Prosecutors have dismissed indictments against a man in a 27-year-old Charlotte rape case.
Prosecutors in part cited erroneous microscopic hair testimony offered by an FBI-trained Charlotte-Mecklenburg police examiner against Timothy Scott Bridges.
The Washington Post reported last year that flawed testimony by an elite FBI forensic unit affected at least 2,500 cases nationwide, including the Charlotte case.
The Justice Department and FBI formally acknowledged that nearly every examiner in the unit gave flawed testimony in almost all trials in which they offered evidence against criminal defendants over more than a two-decade period before 2000, the Post reported.

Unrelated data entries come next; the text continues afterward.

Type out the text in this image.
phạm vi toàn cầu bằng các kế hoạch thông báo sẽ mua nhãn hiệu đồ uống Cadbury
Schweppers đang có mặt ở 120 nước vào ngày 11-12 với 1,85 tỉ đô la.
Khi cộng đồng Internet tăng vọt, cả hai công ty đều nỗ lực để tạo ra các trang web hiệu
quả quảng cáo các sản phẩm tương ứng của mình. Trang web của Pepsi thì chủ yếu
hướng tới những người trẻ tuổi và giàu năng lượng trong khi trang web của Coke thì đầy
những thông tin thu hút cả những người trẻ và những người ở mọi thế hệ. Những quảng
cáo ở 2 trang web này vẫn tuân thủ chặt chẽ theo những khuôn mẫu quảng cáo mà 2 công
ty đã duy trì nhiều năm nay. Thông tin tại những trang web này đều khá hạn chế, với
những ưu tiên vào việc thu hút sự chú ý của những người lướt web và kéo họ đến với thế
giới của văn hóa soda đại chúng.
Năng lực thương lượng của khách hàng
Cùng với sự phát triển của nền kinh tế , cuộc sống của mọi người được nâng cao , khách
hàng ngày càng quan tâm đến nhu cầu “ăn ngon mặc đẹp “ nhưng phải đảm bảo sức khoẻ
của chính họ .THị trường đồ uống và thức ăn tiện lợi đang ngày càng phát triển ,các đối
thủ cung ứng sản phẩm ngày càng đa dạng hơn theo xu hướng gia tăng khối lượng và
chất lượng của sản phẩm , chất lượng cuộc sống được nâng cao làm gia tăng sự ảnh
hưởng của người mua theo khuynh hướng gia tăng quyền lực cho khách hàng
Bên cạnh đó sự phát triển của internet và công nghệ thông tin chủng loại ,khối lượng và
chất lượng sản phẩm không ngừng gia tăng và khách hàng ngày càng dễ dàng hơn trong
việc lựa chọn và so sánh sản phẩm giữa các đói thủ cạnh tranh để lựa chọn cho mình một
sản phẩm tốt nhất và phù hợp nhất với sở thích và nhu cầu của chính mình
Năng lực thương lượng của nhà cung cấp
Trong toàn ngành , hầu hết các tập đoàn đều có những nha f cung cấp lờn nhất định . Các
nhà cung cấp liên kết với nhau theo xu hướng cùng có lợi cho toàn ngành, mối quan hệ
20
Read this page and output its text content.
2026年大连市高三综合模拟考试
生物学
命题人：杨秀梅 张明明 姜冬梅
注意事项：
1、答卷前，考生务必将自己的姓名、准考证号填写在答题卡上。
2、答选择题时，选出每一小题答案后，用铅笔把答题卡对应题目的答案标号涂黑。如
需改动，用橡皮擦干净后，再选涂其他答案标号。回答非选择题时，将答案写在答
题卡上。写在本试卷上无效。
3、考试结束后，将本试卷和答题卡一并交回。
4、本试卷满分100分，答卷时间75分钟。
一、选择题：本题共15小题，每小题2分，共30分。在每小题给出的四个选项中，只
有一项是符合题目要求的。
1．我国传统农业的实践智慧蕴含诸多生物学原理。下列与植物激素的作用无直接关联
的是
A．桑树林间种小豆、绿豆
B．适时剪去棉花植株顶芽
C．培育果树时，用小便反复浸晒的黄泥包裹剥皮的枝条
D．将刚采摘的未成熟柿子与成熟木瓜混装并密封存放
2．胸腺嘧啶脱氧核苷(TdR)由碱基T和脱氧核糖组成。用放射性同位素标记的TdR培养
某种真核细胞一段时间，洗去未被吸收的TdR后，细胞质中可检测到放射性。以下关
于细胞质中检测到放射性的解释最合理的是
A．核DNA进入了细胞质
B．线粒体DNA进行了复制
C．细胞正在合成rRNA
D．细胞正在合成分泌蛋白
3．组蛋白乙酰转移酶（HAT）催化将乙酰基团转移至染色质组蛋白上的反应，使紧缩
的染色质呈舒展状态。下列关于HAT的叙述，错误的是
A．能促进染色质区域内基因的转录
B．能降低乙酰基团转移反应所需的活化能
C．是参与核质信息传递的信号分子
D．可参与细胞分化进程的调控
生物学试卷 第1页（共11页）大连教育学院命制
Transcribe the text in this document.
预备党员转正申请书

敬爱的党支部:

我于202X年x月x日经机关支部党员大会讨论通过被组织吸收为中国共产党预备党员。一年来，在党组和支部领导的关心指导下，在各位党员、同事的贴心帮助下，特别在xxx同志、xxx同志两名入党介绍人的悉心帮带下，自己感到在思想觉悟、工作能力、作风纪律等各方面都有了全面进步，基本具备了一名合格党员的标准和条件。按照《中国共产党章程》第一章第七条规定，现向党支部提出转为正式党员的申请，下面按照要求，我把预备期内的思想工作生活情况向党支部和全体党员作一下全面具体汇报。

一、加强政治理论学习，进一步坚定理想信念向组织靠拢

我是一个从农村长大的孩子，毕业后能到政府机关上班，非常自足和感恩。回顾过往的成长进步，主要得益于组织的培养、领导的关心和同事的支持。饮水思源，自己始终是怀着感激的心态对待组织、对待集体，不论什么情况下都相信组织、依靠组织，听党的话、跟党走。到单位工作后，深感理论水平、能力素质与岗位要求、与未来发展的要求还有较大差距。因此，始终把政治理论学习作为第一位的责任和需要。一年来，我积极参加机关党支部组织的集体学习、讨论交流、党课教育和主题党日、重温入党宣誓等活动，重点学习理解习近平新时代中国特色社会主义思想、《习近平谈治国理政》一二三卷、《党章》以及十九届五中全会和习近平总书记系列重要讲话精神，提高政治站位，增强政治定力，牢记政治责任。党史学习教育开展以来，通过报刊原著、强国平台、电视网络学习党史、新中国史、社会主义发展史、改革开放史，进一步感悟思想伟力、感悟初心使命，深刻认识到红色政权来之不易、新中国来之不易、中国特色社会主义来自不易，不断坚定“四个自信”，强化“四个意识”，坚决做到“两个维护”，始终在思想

Of 28 examiners with the FBI Laboratory’s microscopic hair comparison unit, 26 overstated forensic matches in ways that favored prosecutors in more than 95 percent of the 268 trials, according to the National Association of Criminal Defense Lawyers and the Innocence Project.
One of the cases involved Bridges, who was serving a life sentence on a conviction in the rape of an 83-year-old disabled woman in her Charlotte home in May 1989, according to the Post.
The woman lived between The Plaza and North Davidson Street, the Observer reported at the time. She was hospitalized for three months and later lived in a nursing home.
The woman, who died in 1990 of unrelated causes, gave varying descriptions of her attacker and never identified Bridges, according to the Post.
A Charlotte forensic expert, among hundreds trained by the FBI before 2000, matched two hairs at the crime scene to Bridges, then 22, according to court papers.
The expert asserted there was only a 1-in-1,000 chance that they might have come from someone else, testimony the FBI review said “exceeds the limits of the science,” according to the Post.
There is no accepted research on how often hair from different people may appear the same. The FBI now uses DNA testing in combination with hair examination.
“If offered today, the hair evidence would be inadmissible, and without the hair evidence, there was insufficient evidence to convict Mr. Bridges,” wrote his attorney, Lauren Miller, with North Carolina Prisoner Legal Services.
When Bridges requested a new trial, the Mecklenburg County District Attorney’s Office reviewed the case and found that the analyst’s testimony at trial contained information that the FBI now says would constitute “improper testimony.”
In October, the DA’s office agreed to a motion that granted Bridges a new trial. But the office later found no additional forensic evidence implicating Bridges, and several key witnesses are dead.
Bridges served more than 25 years in prison before he was released in October, after prosecutors agreed to vacate his 1991 convictions. On Feb. 16, prosecutors dismissed the indictments against Bridges.
Bridges’ legal team included lawyers from the New York-based Innocence Project and North Carolina Prisoner Legal Services.
His case “is one of the first to be litigated involving erroneous microscopic hair testimony proffered by an FBI-trained state examiner,” Chris Fabricant of the Innocence Project said Wednesday. “We would like to commend District Attorney Andrew Murray for seeking to restore justice for Mr. Bridges.”
Bridges has always maintained his innocence. He’s living with family members and recently earned his first driver’s license. His uncle helped him buy a car. Various organizations are helping him to adjust to life outside of prison.
Fabricant said one of the most special things Bridges has done since his release was to attend a Tar Heels men’s basketball game in Chapel Hill.